The final session of the day was What’s New in Citrix by Christian Schwendemann. The first topic was bringing cloud innovations to on-premises: these included universal subscription, web studio on-premises, Autoscale on-premises (power management, dynamic provisioning, vertical load balancing), Hybrid Citrix Director (both Cloud and on-prem from one console). Christian further discussed  Secure Private Access for On-Premises, new Citrix Workspace User Interface, Custom Domain to Citrix Workspace, Citrix HDX Plus for Windows365 and EDT Lossy on Citrix Gateway Service. The topic was Director and monitor enhancements, followed by MFS Synthetic Monitoring Probes. Christian continued with the Local Host Cache Dashboard and configured Sync Failure alerts. Citrix Analytics for Performance was the next topic Christian discussed, followed by Session Recording Events in Citrix Analytics and Session Recording in Citrix Director. Also, VDA Clipboard Activity is now available in Citrix Analytics.

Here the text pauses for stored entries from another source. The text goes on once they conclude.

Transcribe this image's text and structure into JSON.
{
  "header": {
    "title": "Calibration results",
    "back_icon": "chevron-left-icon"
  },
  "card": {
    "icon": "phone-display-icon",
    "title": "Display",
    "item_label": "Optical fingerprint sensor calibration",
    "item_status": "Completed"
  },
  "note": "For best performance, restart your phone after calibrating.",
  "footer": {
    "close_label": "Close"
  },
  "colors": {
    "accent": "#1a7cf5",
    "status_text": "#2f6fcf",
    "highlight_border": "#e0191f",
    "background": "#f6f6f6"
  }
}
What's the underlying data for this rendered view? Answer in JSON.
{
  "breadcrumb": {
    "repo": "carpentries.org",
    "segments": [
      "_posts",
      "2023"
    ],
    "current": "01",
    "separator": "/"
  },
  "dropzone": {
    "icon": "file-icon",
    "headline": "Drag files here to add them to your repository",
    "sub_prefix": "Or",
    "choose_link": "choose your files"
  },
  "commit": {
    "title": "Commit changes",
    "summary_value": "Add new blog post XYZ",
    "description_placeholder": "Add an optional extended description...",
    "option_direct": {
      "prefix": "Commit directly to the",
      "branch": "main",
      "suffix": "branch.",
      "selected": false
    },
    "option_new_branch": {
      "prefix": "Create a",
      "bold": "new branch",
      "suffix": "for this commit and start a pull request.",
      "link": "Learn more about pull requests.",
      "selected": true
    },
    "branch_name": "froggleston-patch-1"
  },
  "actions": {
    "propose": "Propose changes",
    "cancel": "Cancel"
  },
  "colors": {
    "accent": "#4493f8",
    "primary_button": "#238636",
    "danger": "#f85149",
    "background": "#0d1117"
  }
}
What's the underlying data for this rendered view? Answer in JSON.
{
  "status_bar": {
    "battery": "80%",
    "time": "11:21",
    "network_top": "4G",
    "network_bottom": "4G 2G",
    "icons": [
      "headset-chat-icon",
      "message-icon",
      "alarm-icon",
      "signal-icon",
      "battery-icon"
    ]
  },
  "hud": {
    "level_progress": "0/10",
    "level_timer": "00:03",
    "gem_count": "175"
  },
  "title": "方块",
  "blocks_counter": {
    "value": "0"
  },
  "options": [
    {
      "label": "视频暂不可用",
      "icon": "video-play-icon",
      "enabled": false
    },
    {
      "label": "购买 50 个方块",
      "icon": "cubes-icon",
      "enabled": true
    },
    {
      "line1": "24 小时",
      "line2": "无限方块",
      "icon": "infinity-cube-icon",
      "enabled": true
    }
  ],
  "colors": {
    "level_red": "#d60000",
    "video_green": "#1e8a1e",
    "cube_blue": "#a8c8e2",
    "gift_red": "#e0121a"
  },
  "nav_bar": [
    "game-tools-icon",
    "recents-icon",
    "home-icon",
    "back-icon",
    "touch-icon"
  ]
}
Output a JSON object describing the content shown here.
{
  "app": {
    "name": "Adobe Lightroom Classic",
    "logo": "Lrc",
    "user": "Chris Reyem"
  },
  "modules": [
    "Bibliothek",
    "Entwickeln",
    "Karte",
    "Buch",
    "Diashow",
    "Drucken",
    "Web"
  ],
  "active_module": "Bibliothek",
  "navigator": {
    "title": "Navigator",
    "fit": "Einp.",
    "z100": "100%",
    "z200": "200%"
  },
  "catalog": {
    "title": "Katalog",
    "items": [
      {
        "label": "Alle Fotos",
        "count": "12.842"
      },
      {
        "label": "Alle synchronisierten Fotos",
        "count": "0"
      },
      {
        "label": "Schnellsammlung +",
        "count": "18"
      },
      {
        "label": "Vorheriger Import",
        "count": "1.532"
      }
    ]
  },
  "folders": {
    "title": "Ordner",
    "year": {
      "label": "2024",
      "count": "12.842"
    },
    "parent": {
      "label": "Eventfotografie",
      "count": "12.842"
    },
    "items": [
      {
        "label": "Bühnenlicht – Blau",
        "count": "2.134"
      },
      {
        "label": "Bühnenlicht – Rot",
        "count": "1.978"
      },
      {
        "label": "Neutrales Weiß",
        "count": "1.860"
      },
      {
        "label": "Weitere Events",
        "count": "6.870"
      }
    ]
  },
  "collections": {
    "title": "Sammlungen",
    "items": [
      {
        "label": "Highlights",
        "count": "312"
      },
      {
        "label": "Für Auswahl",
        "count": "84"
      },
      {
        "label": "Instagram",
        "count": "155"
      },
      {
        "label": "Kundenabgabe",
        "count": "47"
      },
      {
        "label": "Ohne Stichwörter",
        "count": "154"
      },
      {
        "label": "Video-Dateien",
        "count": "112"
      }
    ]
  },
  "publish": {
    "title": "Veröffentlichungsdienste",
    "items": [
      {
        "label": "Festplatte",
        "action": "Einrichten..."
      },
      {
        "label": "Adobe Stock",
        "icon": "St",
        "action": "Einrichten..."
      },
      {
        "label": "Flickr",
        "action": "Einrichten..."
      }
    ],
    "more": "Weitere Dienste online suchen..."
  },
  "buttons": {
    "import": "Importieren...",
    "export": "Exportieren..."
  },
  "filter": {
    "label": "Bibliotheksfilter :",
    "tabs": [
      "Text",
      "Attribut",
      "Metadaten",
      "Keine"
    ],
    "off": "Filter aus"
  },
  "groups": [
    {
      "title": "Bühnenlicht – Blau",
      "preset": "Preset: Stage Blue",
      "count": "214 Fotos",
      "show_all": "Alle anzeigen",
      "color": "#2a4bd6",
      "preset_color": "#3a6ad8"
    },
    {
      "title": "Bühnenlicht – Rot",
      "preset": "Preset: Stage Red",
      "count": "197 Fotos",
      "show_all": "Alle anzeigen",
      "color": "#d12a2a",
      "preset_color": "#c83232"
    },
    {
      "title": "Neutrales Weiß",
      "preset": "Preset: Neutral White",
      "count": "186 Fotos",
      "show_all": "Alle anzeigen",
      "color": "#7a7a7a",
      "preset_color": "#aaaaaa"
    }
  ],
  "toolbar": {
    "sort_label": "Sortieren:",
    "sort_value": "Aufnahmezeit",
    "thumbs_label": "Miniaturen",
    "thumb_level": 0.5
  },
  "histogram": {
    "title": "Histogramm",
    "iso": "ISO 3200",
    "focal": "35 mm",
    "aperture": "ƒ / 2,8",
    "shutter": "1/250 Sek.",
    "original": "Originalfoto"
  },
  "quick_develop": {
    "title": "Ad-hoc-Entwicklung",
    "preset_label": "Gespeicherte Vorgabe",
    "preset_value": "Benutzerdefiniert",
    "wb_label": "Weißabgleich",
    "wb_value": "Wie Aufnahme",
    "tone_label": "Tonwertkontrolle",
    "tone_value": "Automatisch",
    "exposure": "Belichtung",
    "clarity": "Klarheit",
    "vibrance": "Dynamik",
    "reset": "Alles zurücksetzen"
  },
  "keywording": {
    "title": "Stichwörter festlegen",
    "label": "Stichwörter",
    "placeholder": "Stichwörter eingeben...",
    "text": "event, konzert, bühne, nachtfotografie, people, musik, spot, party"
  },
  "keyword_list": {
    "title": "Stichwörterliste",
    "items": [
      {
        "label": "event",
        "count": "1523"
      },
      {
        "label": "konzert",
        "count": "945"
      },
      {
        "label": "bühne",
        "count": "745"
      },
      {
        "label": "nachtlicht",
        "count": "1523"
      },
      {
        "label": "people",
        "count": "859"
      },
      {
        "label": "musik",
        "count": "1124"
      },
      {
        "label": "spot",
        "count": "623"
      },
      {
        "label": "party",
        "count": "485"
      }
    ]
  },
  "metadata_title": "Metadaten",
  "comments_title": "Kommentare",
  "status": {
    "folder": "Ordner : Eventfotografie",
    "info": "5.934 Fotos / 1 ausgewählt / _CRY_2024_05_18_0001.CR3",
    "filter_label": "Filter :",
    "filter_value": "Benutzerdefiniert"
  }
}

The evening finished with dinner in a nearby restaurant and then the conversation continued in the hotel bar.

Day 2

My day started with Jack Madden’s session What is VMware Anywhere Workspace and What Does it Have to do With Horizon? In the session, Jack went through the components of the Anywhere Workspace Platform (Virtual Apps/Desktops, Unified Endpoint Management, Digital Employee Experience including Platform Services). Of most interest was Jack going through VMware’s approach to DEX. In this section he covered Deliver, Measure, Analyse, and Remediate, including an overview of the DEX solution overview (Workspace ONE Intelligent Hub, Workspace ONE Intelligence Experience Management, Employee Sentiment, Guided Root Cause Analysis, Workspace ONE Intelligence for Horizon, Digital Employee Experience for Horizon, Workspace ONE Assist for Horizon). It was interesting to hear how another vendor approaches DEX. I recently talked with Jack’s former colleague Gabe Knuth on a podcast episode about DEX and how it is defined from his perspective.


Following this, I went to support my colleagues Andreas Van Wingerden and Berry Haveman in their session “”Unleashing the Dynamic Duo: Intune and Liquidware Supercharge Cloud-based Workspaces”. In their session Andreas started by laying out Liquidware’s modular approach to the digital workspace which starts at the delivery platform, we are agnostic so can support any platform, and covered the following layers – operating system, security context, applications, user environment, and experience monitoring. Berry then continued with a look at the main challenges and how ProfileUnity can overcome these challenges. He then talked about out latest FlexApp release 6.8.6 and the new features that are available in the release notes.


After lunch, I headed into Rome to experience some of its history and charm. The evening was spent at a steak house with some community friends before returning to hotel where the tech conversation continued including a deep look at AI and how it will be implemented within EUC.

Day 3

The next, and final, morning brought a surprise because Christian Schwendemann asked Gerjon and me to take part in a session on offline AI along with Thomas Poppelgaard.

In the session we looked at how you can get set with running an offline AI which, unsurprisingly, requires a decent GPU! We looked at some open source models, why you would run an offline model, and the advantages and disadvantages of running offline.

E2EVC finished, as always, with Geekspeak. It is open forum where everyone, who is left, talks about the weekend sessions and the state of the EUC industry. It really is a great experience because you get uncensored insights from people across the industry.

Finally, after some pizza, it was time to head to the airport and home to Dublin. E2EVC, as always, was an amazing experience and a fantastic way to see the current state of the industry, but also have deep technical conversations in a relaxed atmosphere.

AI was obviously a major topic during the event and there were 4 sessions related to AI during E2E, I fully expect that to increase in 2024.

I am already looking forward to the next event and also the development of AI within EUC.